The area we need to be most careful about is offering advice in the form of criticism. This is especially true when we insult someone’s intelligence or abilities. Most of us believe that we are careful about criticizing others. Sometimes however we think we are giving good sound advice when in reality we are criticizing our fellow. Generally speaking if we are not 100% clear about what we are saying and how it will affect the listener we are better off remaining quiet.
Personal Reflection: Do I carefully monitor how I speak to others?
Before coming into the program, most of us really didn’t know how to deal with people who came to speak to us about their problems. Some of us thought they were coming to us in order for us to fix them. We often proceeded to give them an entire lecture on what they should or shouldn’t be doing with their lives. Others proceeded to just tear down the person and show them how weak, foolish or incompetent they were. Another approach was to minimize their problem and perhaps even make fun of them. And of course there was those who immediately started to talk about how their own problems far outweighed those of the person who came to seek their help.
Today, we have a different approach. We realize that most of the time people just want to be heard. It’s not our job to fix them or give unsolicited advice. There is power in just one person listening very deeply to another. As best we can, we need to drop whatever judgements we have towards the person speaking with us. We need to realize that often they haven’t had the benefit of the tools of the program in dealing with life’s challenges. Rather than viewing them as somehow defective, we need to pray that they have a spiritual awakening.
Personal Reflection: Do I give unsolicited advice?
There is a particular malady going around these days. Let’s call it the “I hope you don’t mind me telling you so disease”. These are the people who feel it is their duty to comment on every aspect of every person’s life. When you think about it, there is a certain arrogance to this syndrome. No one asked them for their advice. Deep down inside they really believe that they could run your life and everyone else’s better; if only their sagely advice was followed.
The members of 12 step program are not immune from this disease. In fact quite a few of them suffer from it. There is actually a simple solution to this malady. Every time a “hope you don’t minder” is about to speak, they need to pause and think very carefully and answer the following question. “Did the person I am about to speak to ask me for my advice or counsel”? If the answer is no, then they need to remain silent. To take it to the next level, even when we are asked for advice, we need to answer a second question. “Am I knowledgeable enough in this area to give good advice”? Once again, if the answer is no, we need to restrain our tongue. Most likely we will gain more from our silence than the other person will gain from our advice.
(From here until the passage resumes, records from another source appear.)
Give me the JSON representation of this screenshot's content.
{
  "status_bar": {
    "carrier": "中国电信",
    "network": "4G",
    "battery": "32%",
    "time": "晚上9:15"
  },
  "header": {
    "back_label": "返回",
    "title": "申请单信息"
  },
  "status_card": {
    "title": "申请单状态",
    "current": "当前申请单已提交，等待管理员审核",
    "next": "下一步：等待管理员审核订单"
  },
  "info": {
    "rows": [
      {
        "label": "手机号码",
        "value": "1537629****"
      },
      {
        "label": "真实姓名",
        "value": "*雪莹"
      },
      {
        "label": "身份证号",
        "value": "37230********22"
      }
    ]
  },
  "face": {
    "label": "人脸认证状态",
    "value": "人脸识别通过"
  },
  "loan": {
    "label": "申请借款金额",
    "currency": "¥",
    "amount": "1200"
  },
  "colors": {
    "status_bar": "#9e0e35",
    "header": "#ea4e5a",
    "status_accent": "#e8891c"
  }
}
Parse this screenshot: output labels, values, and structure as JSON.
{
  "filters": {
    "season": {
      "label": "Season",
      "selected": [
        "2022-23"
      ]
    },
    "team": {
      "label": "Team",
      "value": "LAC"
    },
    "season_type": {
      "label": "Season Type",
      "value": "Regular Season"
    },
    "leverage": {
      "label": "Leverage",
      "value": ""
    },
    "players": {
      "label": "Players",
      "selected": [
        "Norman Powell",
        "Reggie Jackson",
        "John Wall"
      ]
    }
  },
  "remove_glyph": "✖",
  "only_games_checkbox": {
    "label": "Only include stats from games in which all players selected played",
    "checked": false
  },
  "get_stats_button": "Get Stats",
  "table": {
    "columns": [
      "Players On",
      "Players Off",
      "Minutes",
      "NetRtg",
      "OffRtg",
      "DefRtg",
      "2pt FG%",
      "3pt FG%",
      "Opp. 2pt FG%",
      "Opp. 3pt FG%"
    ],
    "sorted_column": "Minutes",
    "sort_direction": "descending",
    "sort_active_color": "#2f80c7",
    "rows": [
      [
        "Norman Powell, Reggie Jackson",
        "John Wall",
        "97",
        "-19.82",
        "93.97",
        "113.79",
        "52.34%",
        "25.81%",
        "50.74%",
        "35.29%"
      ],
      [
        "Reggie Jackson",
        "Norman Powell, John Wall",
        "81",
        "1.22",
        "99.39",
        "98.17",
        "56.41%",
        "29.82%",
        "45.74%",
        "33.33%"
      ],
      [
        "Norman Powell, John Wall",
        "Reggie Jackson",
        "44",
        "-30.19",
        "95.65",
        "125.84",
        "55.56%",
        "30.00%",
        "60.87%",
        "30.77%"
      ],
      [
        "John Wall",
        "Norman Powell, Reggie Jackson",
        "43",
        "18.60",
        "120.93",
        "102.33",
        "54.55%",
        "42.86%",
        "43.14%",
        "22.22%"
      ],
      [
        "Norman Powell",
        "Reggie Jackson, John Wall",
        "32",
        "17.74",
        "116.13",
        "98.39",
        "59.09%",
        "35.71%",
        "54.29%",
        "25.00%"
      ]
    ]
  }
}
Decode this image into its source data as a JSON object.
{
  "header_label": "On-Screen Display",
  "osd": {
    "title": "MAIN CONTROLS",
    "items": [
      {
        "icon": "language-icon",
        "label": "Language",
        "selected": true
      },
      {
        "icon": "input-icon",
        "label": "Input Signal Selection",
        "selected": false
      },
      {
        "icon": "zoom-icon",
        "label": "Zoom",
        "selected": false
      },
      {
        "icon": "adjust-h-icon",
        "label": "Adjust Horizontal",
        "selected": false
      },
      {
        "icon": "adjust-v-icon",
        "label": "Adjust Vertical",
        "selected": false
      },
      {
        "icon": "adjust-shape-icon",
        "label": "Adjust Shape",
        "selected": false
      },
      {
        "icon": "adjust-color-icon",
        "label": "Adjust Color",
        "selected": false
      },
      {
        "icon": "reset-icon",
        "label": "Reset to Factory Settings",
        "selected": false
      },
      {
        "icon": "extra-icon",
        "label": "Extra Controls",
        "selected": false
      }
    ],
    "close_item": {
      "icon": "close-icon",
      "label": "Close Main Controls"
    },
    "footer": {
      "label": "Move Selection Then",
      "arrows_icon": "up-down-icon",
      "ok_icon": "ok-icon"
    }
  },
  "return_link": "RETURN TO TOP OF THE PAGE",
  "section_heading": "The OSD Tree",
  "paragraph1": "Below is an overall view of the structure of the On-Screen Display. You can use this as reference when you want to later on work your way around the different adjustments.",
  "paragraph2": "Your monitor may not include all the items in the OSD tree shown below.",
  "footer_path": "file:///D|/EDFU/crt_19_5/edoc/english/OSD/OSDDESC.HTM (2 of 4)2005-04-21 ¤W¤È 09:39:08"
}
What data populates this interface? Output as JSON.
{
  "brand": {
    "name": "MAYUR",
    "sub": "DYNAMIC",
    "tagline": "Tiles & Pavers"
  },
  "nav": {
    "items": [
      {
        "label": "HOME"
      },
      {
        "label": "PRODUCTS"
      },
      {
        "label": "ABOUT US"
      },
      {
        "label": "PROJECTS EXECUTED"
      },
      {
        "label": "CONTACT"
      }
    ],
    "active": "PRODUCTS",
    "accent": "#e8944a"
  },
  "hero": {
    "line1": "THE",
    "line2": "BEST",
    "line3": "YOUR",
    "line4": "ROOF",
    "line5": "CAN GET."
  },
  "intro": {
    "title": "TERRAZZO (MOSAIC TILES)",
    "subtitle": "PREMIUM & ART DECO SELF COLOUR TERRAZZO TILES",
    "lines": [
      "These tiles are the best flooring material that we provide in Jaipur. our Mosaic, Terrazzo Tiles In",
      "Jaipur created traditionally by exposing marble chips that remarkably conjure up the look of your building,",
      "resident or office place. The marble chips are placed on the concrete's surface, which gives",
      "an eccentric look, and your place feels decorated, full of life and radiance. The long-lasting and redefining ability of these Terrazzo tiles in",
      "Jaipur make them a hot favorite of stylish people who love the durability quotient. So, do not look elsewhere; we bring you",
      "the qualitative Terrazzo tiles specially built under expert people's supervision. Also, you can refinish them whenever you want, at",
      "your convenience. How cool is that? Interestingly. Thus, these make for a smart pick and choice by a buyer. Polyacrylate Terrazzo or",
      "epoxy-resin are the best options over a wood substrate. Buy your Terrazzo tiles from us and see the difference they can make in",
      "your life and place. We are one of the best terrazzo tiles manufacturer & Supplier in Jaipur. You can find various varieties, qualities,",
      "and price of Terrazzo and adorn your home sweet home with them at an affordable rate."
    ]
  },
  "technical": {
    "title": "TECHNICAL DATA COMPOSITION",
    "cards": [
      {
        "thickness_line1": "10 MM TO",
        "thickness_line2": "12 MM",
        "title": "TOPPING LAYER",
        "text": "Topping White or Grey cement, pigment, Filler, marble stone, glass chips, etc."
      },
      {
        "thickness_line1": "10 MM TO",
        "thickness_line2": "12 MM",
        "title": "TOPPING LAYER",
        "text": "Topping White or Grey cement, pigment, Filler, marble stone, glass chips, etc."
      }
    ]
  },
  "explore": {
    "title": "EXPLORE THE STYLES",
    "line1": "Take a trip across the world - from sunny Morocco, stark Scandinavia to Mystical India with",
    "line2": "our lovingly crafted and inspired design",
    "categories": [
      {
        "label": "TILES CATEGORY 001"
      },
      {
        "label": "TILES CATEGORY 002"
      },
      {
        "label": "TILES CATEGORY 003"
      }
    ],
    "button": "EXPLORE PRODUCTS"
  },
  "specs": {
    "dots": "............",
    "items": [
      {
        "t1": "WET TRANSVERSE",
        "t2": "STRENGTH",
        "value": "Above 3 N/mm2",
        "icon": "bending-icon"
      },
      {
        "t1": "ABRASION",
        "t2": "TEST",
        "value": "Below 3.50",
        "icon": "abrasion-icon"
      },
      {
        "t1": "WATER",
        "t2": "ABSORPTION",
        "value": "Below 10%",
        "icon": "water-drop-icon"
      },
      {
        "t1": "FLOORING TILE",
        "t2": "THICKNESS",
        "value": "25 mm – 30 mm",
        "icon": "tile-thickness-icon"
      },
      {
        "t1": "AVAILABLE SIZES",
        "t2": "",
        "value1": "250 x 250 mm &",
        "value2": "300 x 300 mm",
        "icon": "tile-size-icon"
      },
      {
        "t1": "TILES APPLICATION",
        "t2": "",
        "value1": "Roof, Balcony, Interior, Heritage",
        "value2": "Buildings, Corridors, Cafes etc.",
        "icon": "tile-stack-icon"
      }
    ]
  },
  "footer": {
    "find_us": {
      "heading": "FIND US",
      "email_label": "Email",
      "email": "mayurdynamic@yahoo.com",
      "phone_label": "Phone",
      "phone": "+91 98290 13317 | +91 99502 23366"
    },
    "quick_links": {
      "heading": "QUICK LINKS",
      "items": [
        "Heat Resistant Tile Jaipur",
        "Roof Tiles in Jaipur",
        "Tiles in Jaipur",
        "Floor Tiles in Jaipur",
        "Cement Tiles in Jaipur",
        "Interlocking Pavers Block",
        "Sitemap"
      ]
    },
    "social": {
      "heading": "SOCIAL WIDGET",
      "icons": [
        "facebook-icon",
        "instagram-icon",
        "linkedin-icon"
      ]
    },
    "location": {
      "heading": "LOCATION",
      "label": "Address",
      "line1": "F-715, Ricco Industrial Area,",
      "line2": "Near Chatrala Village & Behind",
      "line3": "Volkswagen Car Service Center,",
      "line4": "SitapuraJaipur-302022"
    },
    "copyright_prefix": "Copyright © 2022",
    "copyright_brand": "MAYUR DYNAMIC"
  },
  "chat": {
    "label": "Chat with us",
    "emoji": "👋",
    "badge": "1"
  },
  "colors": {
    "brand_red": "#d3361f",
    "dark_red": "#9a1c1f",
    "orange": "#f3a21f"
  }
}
Personal Reflection: Do I know when to keep my mouth shut?
There are people who are constantly “shoulding on” others. They are the ones who give advice, often unsolicited. That advice often comes with a “should” attached. “You know, you really should eat more; eat less; go out with so and so; break up with so and so; take that job; quit that job etc.”. Those of us who have been in program for a while know that “shoulding on” people rarely works. People usually don’t change until they are ready to do so. We know this from personal experience. How many times did people “should on us” about our addictive behaviors with little or no results.
Instead of placing the focus on others, we now place the focus on ourselves. Once we do so, we find that there is indeed much work to be done. All that energy spent observing others in the past can now be of benefit to us. We discover that we can be very astute in identifying areas in need of improvement within ourselves. We need to differentiate between an assessment as opposed to a critical judgment. “Shoulding” on ourselves is almost as bad as “shoulding” on others.
Personal Reflection: Am I guilty of “shoulding” on myself or others?